La dinde de Noël par Paul Bocuse (1985)

Around 2:10 is a glamor shot of quite a bit of copper in the kitchen.

 

Arrière de lapin de cabane aux herbes d’Alain Chapel (1977)

A tinned copper sauté pan shows up around 2:05 and is used to brown the rabbit. Then suddenly at 12:40 appears a pair of tinned Windsors. “Your pans are so thick,” remarks the comely sous-chef.

 

Cuisine d’oc et canard de Noël (1984)

Starting around 4:20, a bonanza of copper: saucepans, sauté pans, and a large stewpot, a combination of tinned and steel-lined. Shockingly, one saucepan appears completely unlined.

 

Le repas de fête de Michel Troisgros (1997)

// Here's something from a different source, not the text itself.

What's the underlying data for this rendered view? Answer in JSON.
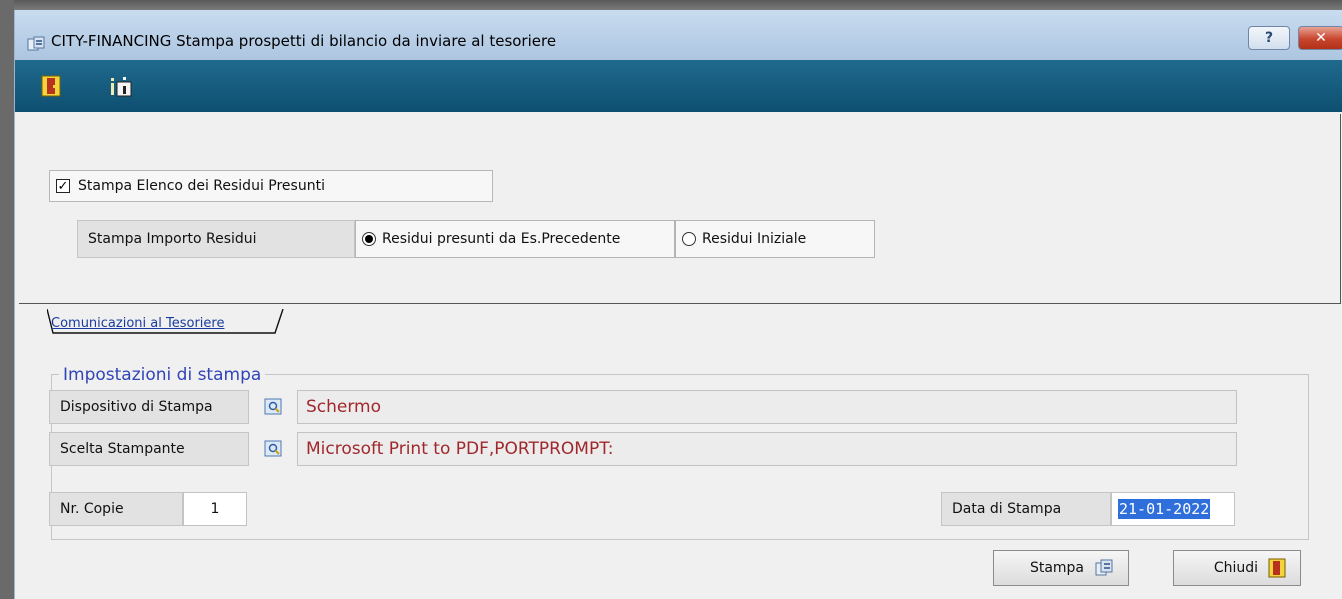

This working kitchen has copper pans happily coexisting with steel.

 

Le gigot de mer braisé aux nouilles fraîches de Pierre Troisgros (1977)

A lovely hammered oval gratin — loop handles long gone — appears around 8:15. It goes from stovetop to oven and back to stovetop. I admit I winced at the use of a metal fish spatula, but it’s his pan!

 


I don’t know what I enjoyed more: the search, or watching the videos of great chefs in action. In any case, I hope that VFC and the readers of this site may find these videos as interesting or at least as entertaining as I did.

VFC says: Nick, I love this post! Thanks to you and Martin for bringing these to the site! Readers, are there more copper-centric videos you’d like to add?


An addition from Martin:

A French dinner for the Queen in the kitchens of the Elysee Palace (2019)

From the description: On the occasion of D-Day commemoration ceremonies, the Queen of England is paying an official state visit in France and will be attending a banquet as the guest of honor at the official residence of the President of the Republic of France, the Elysée Palace. This documentary film will describe the event from the kitchens of power, the true vitrine of French gastronomy which has been on Unesco’s Representative List of the Intangible Cultural Heritage of Humanity since 2010. We will follow the work of the teams of the famous chef Guillaume Gomez, from the conception of the menus to the selection of products with the best French producers as well as the installation of the reception hall. A true challenge for a prestigious guest.

Says Martin, “From 10′ and even better from 11′ you can have another look at the 450 copper pans of this famous kitchen.”


An addition from Roger:

Bill Granger visits the Royal kitchens at Buckingham Palace (2011)

From the description: The Australian TV chef teaches Royal Household chefs how to make pavlova and lamingtons ahead of a reception to mark The Queen’s forthcoming visit to Australia.

Says Roger, “At 2:40 there is a whole rack of mainly English copper much of which dates to Queen Victoria’s time and still in use.”


An addition from Dominique:

Jacques Maximin, Bistrot de la Marine, Cros de Cagnes (2011)

Starting around 25 seconds in, and repeatedly during the shots in the kitchen, you’ll see several copper saucepans and sauté pans in use.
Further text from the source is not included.